Her: “No photos of the artwork, but feel free to take pictures of the architecture. Just make sure no one’s in the photo otherwise you need to get their permission.”
Me: “So, basically, no photos.”
Her: “Sure! Just have to be patient and make sure there are no people in your shot.”
Me: “Okey dokey.”
I don’t know why I bother. I mean, I try to be polite and respectful, but why I don’t I just clamp my butthole shut while I’m at it?
First, they made me check in my bag because it was oversize. K, I can dig it. But I was told I could take it in if I wore it around my waist, as another lady with “exactly the same bag” as mine had done.
The bag is a Lowepro SlingShot, one of those single over-the-shoulder deals that’s more or less a thick, rigid backpack. I couldn’t work out the logistics of wearing it around the waist, especially since it would stick out just as far any which way I maneuvered it. “I’ll carry it”, I offered, lowering the bag into a shy, reclusive position between my legs.
The answer was still no.
“Can I at least take my camera?”, I asked. “Of course!”, replied the smiling guard. He had been almost absurdly friendly the entire time and I don’t think I would’ve thought twice about leaving my bag behind, but then his partner showed up. I don’t think a smile had creased her thin lips in years. Crab-ola!
It was a few minutes later as I was entering into the main gallery of the AGO that I had a second conversation with another (and considerably friendlier), female attendant. That’s the first part of this post. I thought that maybe swapping the denials chronologically would make them seem less harsh.

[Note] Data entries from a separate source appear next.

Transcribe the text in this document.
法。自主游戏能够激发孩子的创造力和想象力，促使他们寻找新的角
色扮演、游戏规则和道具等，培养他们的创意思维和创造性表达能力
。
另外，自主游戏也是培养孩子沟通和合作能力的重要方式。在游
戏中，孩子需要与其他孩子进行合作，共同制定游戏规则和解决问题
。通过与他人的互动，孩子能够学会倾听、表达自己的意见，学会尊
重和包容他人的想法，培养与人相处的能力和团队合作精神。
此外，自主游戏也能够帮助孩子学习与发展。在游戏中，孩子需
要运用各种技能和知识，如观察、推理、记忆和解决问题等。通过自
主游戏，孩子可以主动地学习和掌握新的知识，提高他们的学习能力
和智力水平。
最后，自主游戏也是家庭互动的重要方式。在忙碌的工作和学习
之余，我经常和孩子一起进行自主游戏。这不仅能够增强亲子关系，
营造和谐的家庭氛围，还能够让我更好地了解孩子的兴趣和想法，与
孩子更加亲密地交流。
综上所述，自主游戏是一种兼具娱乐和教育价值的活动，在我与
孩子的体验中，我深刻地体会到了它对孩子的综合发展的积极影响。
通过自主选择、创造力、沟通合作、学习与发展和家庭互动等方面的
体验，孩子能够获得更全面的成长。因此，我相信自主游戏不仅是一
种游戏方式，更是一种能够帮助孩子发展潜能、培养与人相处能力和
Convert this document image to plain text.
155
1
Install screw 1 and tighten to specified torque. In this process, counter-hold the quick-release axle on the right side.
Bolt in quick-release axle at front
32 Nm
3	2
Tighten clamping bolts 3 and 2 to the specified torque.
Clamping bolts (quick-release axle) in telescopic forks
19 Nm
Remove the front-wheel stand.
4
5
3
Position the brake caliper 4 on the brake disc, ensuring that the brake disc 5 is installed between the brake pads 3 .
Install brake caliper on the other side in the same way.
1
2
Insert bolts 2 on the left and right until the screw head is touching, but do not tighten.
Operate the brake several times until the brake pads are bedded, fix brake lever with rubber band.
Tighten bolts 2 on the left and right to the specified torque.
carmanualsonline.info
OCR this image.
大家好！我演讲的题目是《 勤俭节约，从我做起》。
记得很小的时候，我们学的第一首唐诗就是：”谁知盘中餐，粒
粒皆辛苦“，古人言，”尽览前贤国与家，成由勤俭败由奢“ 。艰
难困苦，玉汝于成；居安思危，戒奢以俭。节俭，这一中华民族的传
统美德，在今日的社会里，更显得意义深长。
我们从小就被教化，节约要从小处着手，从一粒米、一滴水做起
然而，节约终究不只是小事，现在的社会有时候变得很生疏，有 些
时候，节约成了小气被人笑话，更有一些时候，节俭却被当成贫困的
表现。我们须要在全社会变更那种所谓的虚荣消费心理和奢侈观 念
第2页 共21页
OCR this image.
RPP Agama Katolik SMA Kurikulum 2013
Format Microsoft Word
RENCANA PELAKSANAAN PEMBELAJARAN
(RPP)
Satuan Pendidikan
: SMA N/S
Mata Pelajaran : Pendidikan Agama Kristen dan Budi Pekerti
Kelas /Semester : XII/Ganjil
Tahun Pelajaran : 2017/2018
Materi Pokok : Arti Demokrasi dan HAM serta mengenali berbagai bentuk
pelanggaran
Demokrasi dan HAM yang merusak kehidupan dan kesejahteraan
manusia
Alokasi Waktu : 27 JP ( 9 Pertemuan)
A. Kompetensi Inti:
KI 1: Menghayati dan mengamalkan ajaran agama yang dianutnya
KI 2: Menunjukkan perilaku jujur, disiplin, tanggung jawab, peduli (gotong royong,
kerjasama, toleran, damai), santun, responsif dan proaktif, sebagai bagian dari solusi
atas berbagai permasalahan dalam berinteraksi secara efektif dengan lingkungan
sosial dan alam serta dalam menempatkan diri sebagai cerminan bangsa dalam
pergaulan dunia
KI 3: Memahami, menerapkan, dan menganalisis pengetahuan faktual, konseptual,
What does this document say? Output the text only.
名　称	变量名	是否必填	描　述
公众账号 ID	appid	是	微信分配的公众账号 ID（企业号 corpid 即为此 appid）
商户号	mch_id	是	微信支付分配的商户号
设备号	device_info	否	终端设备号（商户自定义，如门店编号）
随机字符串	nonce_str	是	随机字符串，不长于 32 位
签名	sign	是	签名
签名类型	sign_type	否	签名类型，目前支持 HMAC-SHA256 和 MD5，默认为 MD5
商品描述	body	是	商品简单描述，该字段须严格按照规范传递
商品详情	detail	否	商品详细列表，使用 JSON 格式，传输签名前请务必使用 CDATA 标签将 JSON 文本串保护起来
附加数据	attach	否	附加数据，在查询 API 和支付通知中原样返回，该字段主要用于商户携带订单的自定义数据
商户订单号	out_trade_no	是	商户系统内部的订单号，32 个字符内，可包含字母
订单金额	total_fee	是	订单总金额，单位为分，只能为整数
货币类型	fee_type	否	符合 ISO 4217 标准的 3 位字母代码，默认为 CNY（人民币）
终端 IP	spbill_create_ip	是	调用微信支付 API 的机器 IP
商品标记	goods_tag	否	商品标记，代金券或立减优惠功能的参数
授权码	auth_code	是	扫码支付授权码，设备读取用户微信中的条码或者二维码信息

You can understand why I was starting to get a bit miffed, especially since just beyond the attendant, in the main lobby, a woman was chasing a guy in a Sasquatch suit snapping pictures randomly and yelling, “Stop, Sasquatch! Stop!” Strangely, he did, while the girl pushed her way through the crowd that had suddenly formed behind him. As soon as she was through, he lumbered off again past cowering, horrified children. Snappity snap McSnap all the way.
Not to mention the sign I found just around the corner. Visitors were advised that they may have their photos taken at any moment for use in promotional material. Only by actively approaching any guy or girl with a big lens and notifying them of your wishes would you be assured that this wouldn’t happen.
So I broke the rules. But after I had wandered a bit, I realized that, probably, that’s what was necessary in a place like this. Some unfettered appreciation. Do you think the artists would mind?
Like a digital reproduction could ever do it justice! I mean, you can actually commit a heinous crime and totally wreck some major artwork, that’s how close you’re allowed to get to it. And, to keep you interested, each new room is fronted by an outstanding piece from the collection:
Once inside, the pieces are respectfully spaced but I have to say, the signage s-u-c-k-s! They’ll have two paintings side by side, four labels next to each one, and one in between just for good measure. Halfway through the Impressionists, some young girl went to great lengths to embarrass herself to her friend as she described the flowing, smooth style of Gauguin in the painting in front of them. Wrong label. Wrong painting too.
But I shouldn’t be overly critical. There were a number of pieces on display that I didn’t particularly get but that had genuinely excited buzz around them:
Yup, there’s a lot of stuff to see; the Art Gallery is actually quite large. The piece that runs along Dundas is just for show; the building behind it is the actual gallery and it runs upward about five storeys via that crazy spiral staircase in the lobby. And it’s art all the way up; old, new, and stuff that I sat on.
I should probably take a bit of that back. I didn’t mean to imply that the part along Dundas is totally wasted:
The inside is genuinely impressive, but I still think the architect is a hack. I saw a documentary where he demonstrates his creative process: He’ll take a stiff card of cardboard, then crumple it (not too tightly), then flatten (not too much). Then point to it and say, “okay, now you guys build me that.” The team go sprinting out the door while Gehry leans back in his chair and takes a sip of his coffee. Hack-ola!
Ha! Listen to me go on like I paid for the experience or something! No, dear reader, Wednesday evenings are free. I think they probably have special exhibits that are off-limits to all us freeloaders, but since this was my first visit since the reno, it’ll be a while before I get bored.
In the meantime I’m going to work on getting my bag to wear like a fanny pack. I’ll show them!